German energy minister Jochen Flasbarth cited three areas for progress: a global agreement to reverse deforestation by 2030; and a commitment not to reduce methane emissions, also by 2030; a coal exit plan that was endorsed by three dozen countries, even though it is not its largest users.

“I understand young people are trying to push very hard to see concrete implementation and not abstract goals,” Mr. Flasbarth, 59, said Friday. “However we need these goals.”

It was only when leaders spoke to one another away from the cameras that it became clear that the youth’s anger was getting under their skins.

Flasbarth, in a closed-door meeting with his ministers, expressed concern that activists were painting all world leaders with the same broad brush and portraying them as fossil fuel industry protectors.

“Let’s tell young people there are differences, not all the politicians, all the countries are on the same side,” he said. “Progress is possible, and this is the group of progress.”

Barbara Pompili, the French minister of ecological transition, stated that she recognized herself in the young people at the meeting. She also used to be an activist, she shared with her fellow ministers.

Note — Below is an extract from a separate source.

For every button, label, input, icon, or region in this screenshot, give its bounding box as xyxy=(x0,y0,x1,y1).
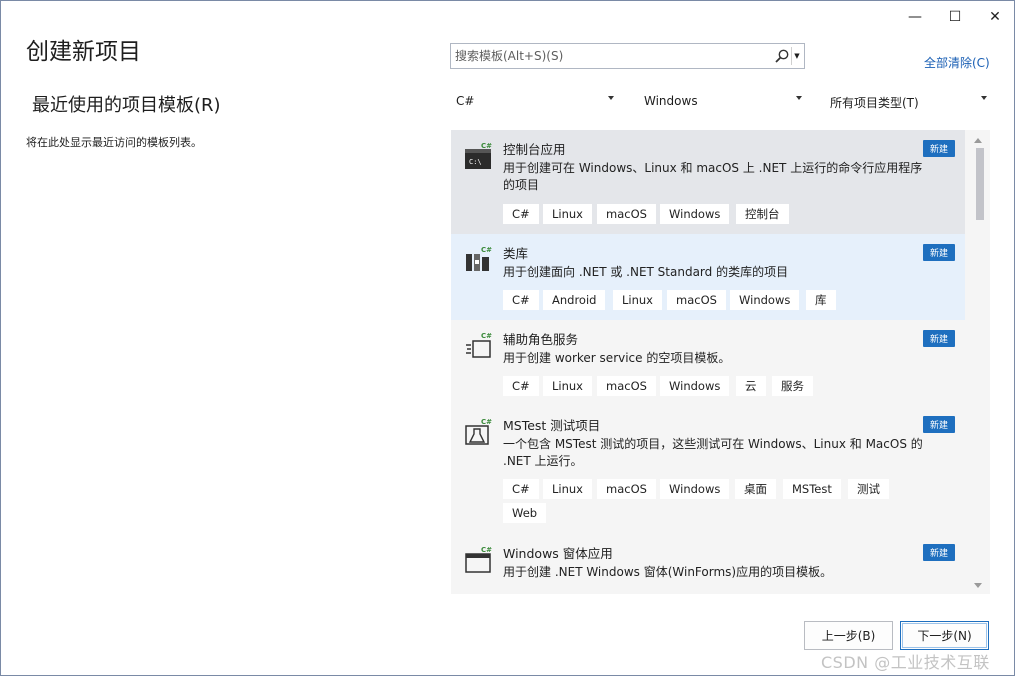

She decided to take a different path and continued her journey. She chose to work within the system. “I chose to be a politician,” she said. “I chose to try to act.”

The differences between the summit decision makers and protesters outside the barricades go beyond age. They also include gender. The world’s leaders and heads of states are predominantly male, but the streets of Glasgow are populated by young women.

Young women and girls around the globe have been the most passionate climate activists. They argue that low-income women with children to support are the most vulnerable to drought, water scarcity, and other climate disasters. As a result, the climate movement is united in its efforts to educate girls in developing countries.

Young women activists have found a sisterhood in the climate marches, protests, and campaigns. Many of these young women are inspired by Greta Thunberg, the Swedish activist. Her 2018 school strike for climate change began as a single effort. It has since grown into a global movement.

Ms. Thunberg, 18, has become so influential that on Wednesday when she criticized carbon offsets — making up for carbon emissions in one area by paying for the reduction of emissions somewhere else — a company that verifies carbon offsets felt compelled to defend the practice.

Friday saw Ms. Thunberg appear before thousands of Glasgowites cheering her on. pronounce the summit a failure.

“The COP has turned into a P.R. event, where leaders are giving beautiful speeches and announcing fancy commitments and targets, while behind the curtains governments of the Global North countries are still refusing to take any drastic climate action,” she said.

Michael Mann, a 55 year-old climate scientist, was prompted to warn that negotiations among hundreds are complex and that the politics around climate policies are not as straightforward as it may seem. “Activists declaring it dead on arrival makes fossil fuel executives jump for joy,” he tweetedReferring to the summit. “They want to undermine and discredit the very notion of multilateral climate action.”

Saturday saw the return of young protesters to the streets. They joined a coalition with other groups for what organizers called a global day for climate action.

Vanessa Nakate, a 24-year-old activist from Uganda, said the protesters were committed to keep up the pressure, “to continue holding leaders accountable for their actions.”

Daphne Frias (23-year-old climate activist, New York City) gave a nod towards the inevitable: Generational change is coming.

“We always say our leaders have failed us,” she said. “We are the new leaders. We are the ones who are going to make the decisions going forward.”